More companies are using Hong Kong as a platform to tap yuan funds to finance their operations, thanks to the city’s active capital market and a new 200 billion yuan (US$28.68 billion) liquidity facility that provides steady, cheap yuan funding, according to a Standard Chartered report on Wednesday.
Among companies that have yuan exposure, about 24 per cent said they would like to increase yuan financing over the next three years, according to Standard Chartered, citing the results of a survey of 300 global firms across 19 sectors.
Hong Kong has almost 1 trillion yuan of bank deposits, while lenders can also tap cheap and stable yuan funds from the Hong Kong Monetary Authority’s (HKMA) RMB Business Facility.
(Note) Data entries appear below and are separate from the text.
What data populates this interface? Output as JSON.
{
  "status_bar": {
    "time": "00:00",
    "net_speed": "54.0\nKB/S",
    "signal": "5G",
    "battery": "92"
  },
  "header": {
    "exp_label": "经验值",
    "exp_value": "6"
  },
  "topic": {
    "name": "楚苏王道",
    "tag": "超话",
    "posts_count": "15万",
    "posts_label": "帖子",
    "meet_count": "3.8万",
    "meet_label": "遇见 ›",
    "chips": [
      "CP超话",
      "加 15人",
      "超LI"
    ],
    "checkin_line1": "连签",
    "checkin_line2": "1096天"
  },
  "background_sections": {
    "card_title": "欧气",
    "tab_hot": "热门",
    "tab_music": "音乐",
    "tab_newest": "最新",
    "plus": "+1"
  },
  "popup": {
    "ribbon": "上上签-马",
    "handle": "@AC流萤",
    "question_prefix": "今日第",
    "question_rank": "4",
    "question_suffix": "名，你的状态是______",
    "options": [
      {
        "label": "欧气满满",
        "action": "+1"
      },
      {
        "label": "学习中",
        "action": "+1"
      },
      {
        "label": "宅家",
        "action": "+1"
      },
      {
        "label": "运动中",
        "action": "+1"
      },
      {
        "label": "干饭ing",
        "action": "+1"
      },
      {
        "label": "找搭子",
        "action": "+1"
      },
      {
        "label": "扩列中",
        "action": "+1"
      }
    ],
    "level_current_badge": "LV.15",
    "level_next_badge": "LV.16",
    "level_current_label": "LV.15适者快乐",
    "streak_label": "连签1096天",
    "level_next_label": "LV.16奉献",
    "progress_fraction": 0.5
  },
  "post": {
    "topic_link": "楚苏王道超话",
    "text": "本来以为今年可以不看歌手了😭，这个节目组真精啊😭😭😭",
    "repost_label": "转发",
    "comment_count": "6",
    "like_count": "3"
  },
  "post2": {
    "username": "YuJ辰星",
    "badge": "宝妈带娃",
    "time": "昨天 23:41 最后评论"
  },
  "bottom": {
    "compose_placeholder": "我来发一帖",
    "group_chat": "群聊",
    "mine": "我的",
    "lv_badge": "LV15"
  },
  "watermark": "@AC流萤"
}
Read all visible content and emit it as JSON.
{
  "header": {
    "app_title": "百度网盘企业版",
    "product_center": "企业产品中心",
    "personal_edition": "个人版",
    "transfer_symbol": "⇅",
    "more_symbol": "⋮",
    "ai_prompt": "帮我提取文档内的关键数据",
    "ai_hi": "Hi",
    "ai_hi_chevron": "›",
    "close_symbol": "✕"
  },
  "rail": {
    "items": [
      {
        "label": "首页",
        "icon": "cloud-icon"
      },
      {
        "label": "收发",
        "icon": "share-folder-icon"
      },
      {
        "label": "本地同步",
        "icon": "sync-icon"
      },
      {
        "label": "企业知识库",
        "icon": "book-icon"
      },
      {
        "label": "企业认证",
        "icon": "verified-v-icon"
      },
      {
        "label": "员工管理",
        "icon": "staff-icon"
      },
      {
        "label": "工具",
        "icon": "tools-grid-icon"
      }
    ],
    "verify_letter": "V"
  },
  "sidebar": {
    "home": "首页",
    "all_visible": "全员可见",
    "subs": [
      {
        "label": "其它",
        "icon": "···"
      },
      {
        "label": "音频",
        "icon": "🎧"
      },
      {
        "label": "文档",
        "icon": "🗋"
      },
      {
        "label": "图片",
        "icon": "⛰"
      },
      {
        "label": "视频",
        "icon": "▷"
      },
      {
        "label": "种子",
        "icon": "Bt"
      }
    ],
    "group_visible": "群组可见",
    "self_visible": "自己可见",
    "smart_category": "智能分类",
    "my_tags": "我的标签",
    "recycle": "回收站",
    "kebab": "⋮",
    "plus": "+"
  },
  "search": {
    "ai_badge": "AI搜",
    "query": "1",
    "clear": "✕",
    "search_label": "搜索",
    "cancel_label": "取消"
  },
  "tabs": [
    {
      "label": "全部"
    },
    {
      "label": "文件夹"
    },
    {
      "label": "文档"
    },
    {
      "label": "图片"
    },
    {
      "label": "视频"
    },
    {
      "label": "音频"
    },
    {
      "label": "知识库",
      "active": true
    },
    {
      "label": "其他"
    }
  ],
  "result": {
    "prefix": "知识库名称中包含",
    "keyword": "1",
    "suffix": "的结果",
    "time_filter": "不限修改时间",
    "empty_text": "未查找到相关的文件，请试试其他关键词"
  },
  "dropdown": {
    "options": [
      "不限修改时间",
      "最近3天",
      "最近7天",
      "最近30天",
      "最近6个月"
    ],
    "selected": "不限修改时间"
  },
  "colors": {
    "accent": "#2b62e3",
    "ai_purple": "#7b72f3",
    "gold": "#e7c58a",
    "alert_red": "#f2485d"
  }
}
Launched in February last year, the facility initially had a 100 billion yuan quota for 40 banks, including Standard Chartered, to arrange yuan loans for their clients. The facility was so popular that the People’s Bank of China supported the HKMA in doubling the amount to 200 billion yuan starting in February this year.
“We are seeing an increasing number of international companies extensively using yuan in areas such as cross-border trade, procurement and supply chains,” said Karen Ng, head of China opening and RMB Internationalisation at Standard Chartered.
“Hong Kong has also introduced a range of measures to enhance offshore yuan liquidity and facilitate trade financing,” she said.